In the study of ophthalmology, when two eyes are properly aligned and the image of the object in sight falls on the same corresponding areas of retina in each eye, this is known as “retinal correspondence”.  If the eyes are misaligned, then the areas where the image focuses in each eye will not correspond and will result in a condition known as “visual confusion”. In the developing child, when the visual cortex is in its plastic period, visual confusion is not allowed because the image of the misaligned eye to the brain is suppressed. In adults, this suppression is not as active, and misalignment of the eyes leads to double vision.

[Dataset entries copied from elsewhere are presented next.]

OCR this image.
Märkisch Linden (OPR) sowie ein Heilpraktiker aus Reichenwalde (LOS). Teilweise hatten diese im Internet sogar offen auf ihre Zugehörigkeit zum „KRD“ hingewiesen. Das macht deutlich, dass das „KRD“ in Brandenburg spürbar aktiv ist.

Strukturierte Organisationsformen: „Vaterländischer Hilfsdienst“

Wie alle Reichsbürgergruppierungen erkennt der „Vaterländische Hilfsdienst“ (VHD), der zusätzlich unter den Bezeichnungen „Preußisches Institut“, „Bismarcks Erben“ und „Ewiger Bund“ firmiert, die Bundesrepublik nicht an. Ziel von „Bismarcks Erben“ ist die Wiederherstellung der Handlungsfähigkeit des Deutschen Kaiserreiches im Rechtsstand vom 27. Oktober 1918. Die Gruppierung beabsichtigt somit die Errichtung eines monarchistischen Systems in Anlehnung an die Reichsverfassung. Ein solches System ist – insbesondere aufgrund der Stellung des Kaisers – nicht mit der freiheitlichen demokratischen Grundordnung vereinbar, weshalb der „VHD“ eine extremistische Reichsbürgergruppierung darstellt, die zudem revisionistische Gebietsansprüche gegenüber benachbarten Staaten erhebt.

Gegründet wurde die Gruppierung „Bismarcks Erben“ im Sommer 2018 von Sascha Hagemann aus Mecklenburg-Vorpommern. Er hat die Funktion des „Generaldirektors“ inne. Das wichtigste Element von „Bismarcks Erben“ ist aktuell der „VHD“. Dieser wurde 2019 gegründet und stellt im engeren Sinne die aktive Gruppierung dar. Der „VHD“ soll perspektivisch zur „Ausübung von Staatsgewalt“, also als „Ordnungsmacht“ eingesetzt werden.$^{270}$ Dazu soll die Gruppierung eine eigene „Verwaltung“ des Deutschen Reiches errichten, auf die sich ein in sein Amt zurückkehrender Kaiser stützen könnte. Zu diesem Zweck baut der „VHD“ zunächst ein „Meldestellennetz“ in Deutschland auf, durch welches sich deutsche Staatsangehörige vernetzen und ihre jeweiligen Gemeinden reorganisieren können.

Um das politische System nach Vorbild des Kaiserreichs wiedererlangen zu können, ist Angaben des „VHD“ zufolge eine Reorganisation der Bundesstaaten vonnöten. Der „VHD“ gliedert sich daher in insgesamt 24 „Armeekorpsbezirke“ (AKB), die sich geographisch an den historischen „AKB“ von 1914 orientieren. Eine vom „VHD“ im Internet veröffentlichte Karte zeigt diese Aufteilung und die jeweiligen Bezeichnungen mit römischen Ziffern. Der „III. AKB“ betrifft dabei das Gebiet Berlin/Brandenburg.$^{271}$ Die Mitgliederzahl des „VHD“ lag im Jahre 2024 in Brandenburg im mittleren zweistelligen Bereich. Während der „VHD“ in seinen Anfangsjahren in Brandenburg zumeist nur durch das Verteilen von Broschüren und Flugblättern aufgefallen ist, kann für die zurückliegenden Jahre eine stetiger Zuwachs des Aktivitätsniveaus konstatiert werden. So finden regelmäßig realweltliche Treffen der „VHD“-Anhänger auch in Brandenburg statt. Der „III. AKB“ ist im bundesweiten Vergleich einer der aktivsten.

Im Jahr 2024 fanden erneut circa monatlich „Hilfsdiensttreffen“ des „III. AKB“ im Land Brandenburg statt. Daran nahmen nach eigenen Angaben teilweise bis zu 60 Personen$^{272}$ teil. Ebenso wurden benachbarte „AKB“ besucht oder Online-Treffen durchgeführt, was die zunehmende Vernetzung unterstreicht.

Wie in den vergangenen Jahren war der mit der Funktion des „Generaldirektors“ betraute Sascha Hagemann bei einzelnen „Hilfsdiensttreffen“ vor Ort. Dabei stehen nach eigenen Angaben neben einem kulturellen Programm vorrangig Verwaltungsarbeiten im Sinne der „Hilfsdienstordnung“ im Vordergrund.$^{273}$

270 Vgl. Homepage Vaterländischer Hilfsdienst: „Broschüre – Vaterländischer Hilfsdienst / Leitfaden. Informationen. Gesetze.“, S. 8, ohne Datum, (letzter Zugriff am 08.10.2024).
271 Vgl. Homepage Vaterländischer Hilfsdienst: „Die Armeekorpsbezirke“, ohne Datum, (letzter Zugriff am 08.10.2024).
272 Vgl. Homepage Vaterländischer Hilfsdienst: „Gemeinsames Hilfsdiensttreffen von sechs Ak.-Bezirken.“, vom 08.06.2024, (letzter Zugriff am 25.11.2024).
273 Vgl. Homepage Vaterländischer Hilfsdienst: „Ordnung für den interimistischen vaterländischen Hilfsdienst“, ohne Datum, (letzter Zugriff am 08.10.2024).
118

Well, I was just thinking that, in many ways, when a non-native speaker is trying to juggle between his native and non-native language, I have found that, to a certain extent, there appears to be another type of confusion, a “verbal confusion”.  And the brain, being the excellent brain that it is, tends to suppress the non-native words.  I can say from experience that, years ago when my command of spoken Spanish was not as advanced as it is now, my “verbal confusion center” was active at suppressing those foreign words. It held them back, allowing the English to push through. Today, this suppression doesn’t appear as active. I can balance better, but there is still a stronger pull to the dominant English.


Does one reach a stage in language proficiency, where one can move fluidly between multiple languages, without much thought and with little to no confusion? Converse in one language with the patient, but write notes in another, without so much as a stammer? I don’t know. But the best I can hope for is that one day I will know the answer because I'll be living the answer.  For now, what I have is an eclectic, interesting mix of English and Spanish. If from that mix comes better patient-doctor communication, then the struggle for language harmony is certainly worth a little confusion.